SoC techniques sniff out new markets

February 19, 2004 – Researchers at UC-Berkeley have created a miniature detector for testing everything from agricultural toxins to DNA, built with familiar IC manufacturing techniques.

The process begins with a laser-processing technique called “laser liftoff,” whereby thin-film components are separated and transferred from one substrate to another to build up the system-on-chip layers. An excimer laser shines pulses of UV light onto a GaN thin-film LED sitting atop a sapphire crystal; the UV light removes the sapphire substrate, leaving behind only the thin-film layer, which is transferred onto a filtering layer of cadmium sulfide to screen out the blue light.

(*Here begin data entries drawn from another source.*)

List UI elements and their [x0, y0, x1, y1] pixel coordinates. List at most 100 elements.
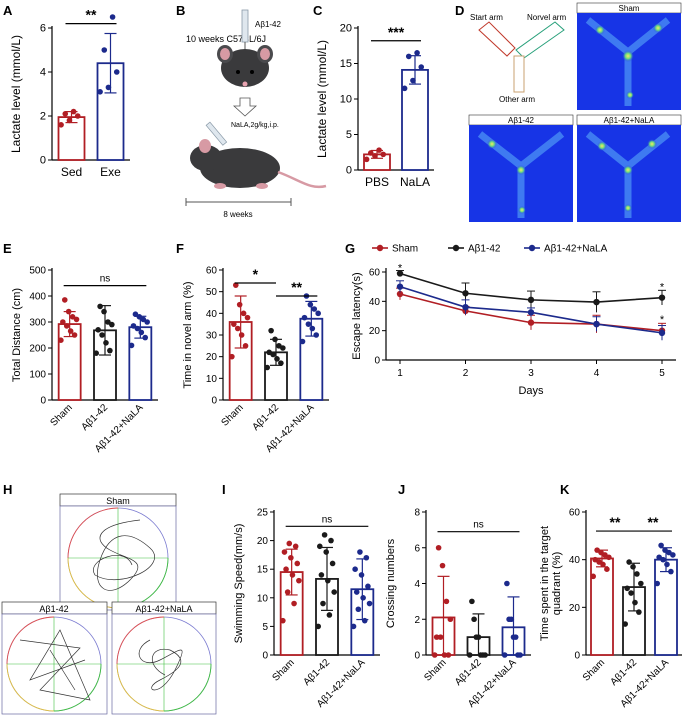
data-point — [396, 270, 404, 277]
panel-letters: A B C D E F G H I J K — [3, 3, 570, 497]
y-tick-label: 0 — [40, 396, 46, 407]
data-point — [101, 47, 108, 53]
data-point — [329, 560, 336, 567]
data-point — [662, 547, 668, 553]
x-tick-label: PBS — [365, 175, 389, 189]
x-tick-label: 2 — [463, 368, 469, 379]
data-point — [321, 532, 328, 538]
significance-label: * — [398, 263, 403, 275]
data-point — [527, 309, 535, 316]
y-tick-label: 40 — [206, 309, 218, 320]
data-point — [358, 572, 365, 578]
panel-letter-j: J — [398, 482, 405, 497]
data-point — [58, 122, 64, 128]
data-point — [268, 327, 274, 334]
significance-label: * — [660, 282, 665, 294]
x-tick-label: Sham — [271, 657, 297, 683]
y-tick-label: 6 — [414, 543, 420, 554]
data-point — [634, 571, 640, 577]
mouse-body-icon — [190, 139, 327, 189]
data-point — [62, 111, 69, 117]
bar — [654, 558, 678, 656]
y-tick-label: 60 — [569, 508, 581, 519]
y-tick-label: 30 — [206, 331, 218, 342]
significance-label: *** — [388, 24, 405, 40]
y-tick-label: 0 — [414, 651, 420, 662]
x-tick-label: Aβ1-42 — [301, 657, 332, 688]
x-tick-label: Aβ1-42 — [608, 657, 639, 688]
panel-c-bar-chart: 0 5 10 15 20 Lactate level (mmol/L) PBS NaLA *** — [315, 23, 434, 189]
strain-label: 10 weeks C57BL/6J — [186, 34, 266, 44]
data-point — [376, 147, 382, 153]
data-point — [418, 64, 425, 70]
data-point — [60, 319, 66, 325]
down-arrow-icon — [232, 97, 258, 117]
data-point — [128, 342, 135, 349]
data-point — [405, 53, 412, 60]
panel-letter-i: I — [222, 482, 226, 497]
panel-letter-b: B — [176, 3, 185, 18]
y-tick-label: 20 — [206, 352, 218, 363]
significance-label: ** — [648, 514, 659, 530]
x-tick-label: Aβ1-42 — [453, 657, 484, 688]
data-point — [97, 89, 103, 95]
data-point — [311, 306, 318, 312]
y-tick-label: 100 — [29, 370, 46, 381]
data-point — [515, 652, 521, 658]
data-point — [294, 560, 301, 567]
trace-title: Aβ1-42+NaLA — [136, 604, 193, 614]
data-point — [231, 321, 237, 327]
data-point — [372, 153, 378, 159]
data-point — [323, 549, 330, 555]
y-tick-label: 4 — [414, 579, 420, 590]
data-point — [70, 108, 77, 115]
data-point — [441, 652, 448, 658]
data-point — [138, 329, 145, 336]
y-axis-label: Lactate level (mmol/L) — [9, 35, 23, 153]
data-point — [401, 85, 408, 92]
data-point — [65, 308, 72, 315]
panel-letter-e: E — [3, 241, 12, 256]
x-tick-label: 5 — [659, 368, 665, 379]
data-point — [626, 559, 632, 565]
data-point — [288, 554, 294, 561]
data-point — [266, 349, 272, 356]
y-tick-label: 5 — [346, 129, 352, 141]
data-point — [471, 616, 477, 623]
y-axis-label: Swimming Speed(mm/s) — [233, 524, 245, 644]
data-point — [317, 543, 323, 550]
data-point — [305, 321, 312, 327]
injection-label: Aβ1-42 — [255, 20, 282, 29]
data-point — [274, 356, 280, 362]
data-point — [594, 547, 600, 553]
y-tick-label: 10 — [257, 593, 269, 604]
data-point — [396, 283, 404, 290]
y-tick-label: 0 — [574, 651, 580, 662]
heatmap-title: Aβ1-42+NaLA — [604, 116, 655, 125]
data-point — [236, 301, 243, 308]
y-tick-label: 60 — [369, 268, 381, 279]
significance-label: ** — [86, 7, 97, 23]
data-point — [320, 600, 326, 607]
x-tick-label: Sed — [61, 165, 82, 179]
y-axis-label: quadrant (%) — [551, 552, 563, 616]
data-point — [103, 340, 109, 346]
data-point — [527, 319, 535, 326]
data-point — [132, 311, 139, 318]
data-point — [658, 294, 666, 301]
data-point — [365, 583, 371, 590]
y-tick-label: 300 — [29, 318, 46, 329]
data-point — [357, 549, 363, 555]
mouse-head-icon — [217, 45, 273, 87]
y-tick-label: 20 — [369, 326, 381, 337]
data-point — [331, 589, 338, 595]
data-point — [431, 652, 438, 658]
data-point — [142, 334, 149, 341]
data-point — [435, 544, 442, 551]
data-point — [130, 323, 137, 329]
y-tick-label: 5 — [262, 622, 268, 633]
y-tick-label: 0 — [262, 651, 268, 662]
panel-k-bar-chart: 0 20 40 60 Time spent in the target quadrant … — [539, 508, 682, 710]
arm-other-label: Other arm — [499, 95, 535, 104]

The material is then added to a photodetector on a single chip.

“It’s much the same in concept as going from separate transistors to an integrated circuit that includes many transistors on a single chip,” said Timothy Sands, team leader and now professor of engineering at Purdue U.

To create the miniature detector, a fluorescent dye is attached to specific molecules in a substance, and then illuminated by a laser; the dyed molecules absorb the light and emit a color (determined by the laser used — a blue laser results in green light emissions, green lasers generate red emissions) that is picked up by a sensor and analyzed.

The 5-micron-wide device fits on a centimeter-wide chip, and can be produced for less than $1. Scientists also have added a green LED to the device to analyze biological and chemical materials (one LED serves as a control to calibrate measurements, the other for detecting target molecules). Ultimately the researchers want to combine several colors and arrays of LED-filter pairs, creating a “spectrometer-on-a-chip.”

Tests are now underway to gauge the chip’s accuracy against traditional laser-based benchtop instruments in laboratories. Even if the chip’s performance falls short, its size “suggests a future as a portable, handheld device for chemical detection and bioassay applications in remote locations,” according to Sands.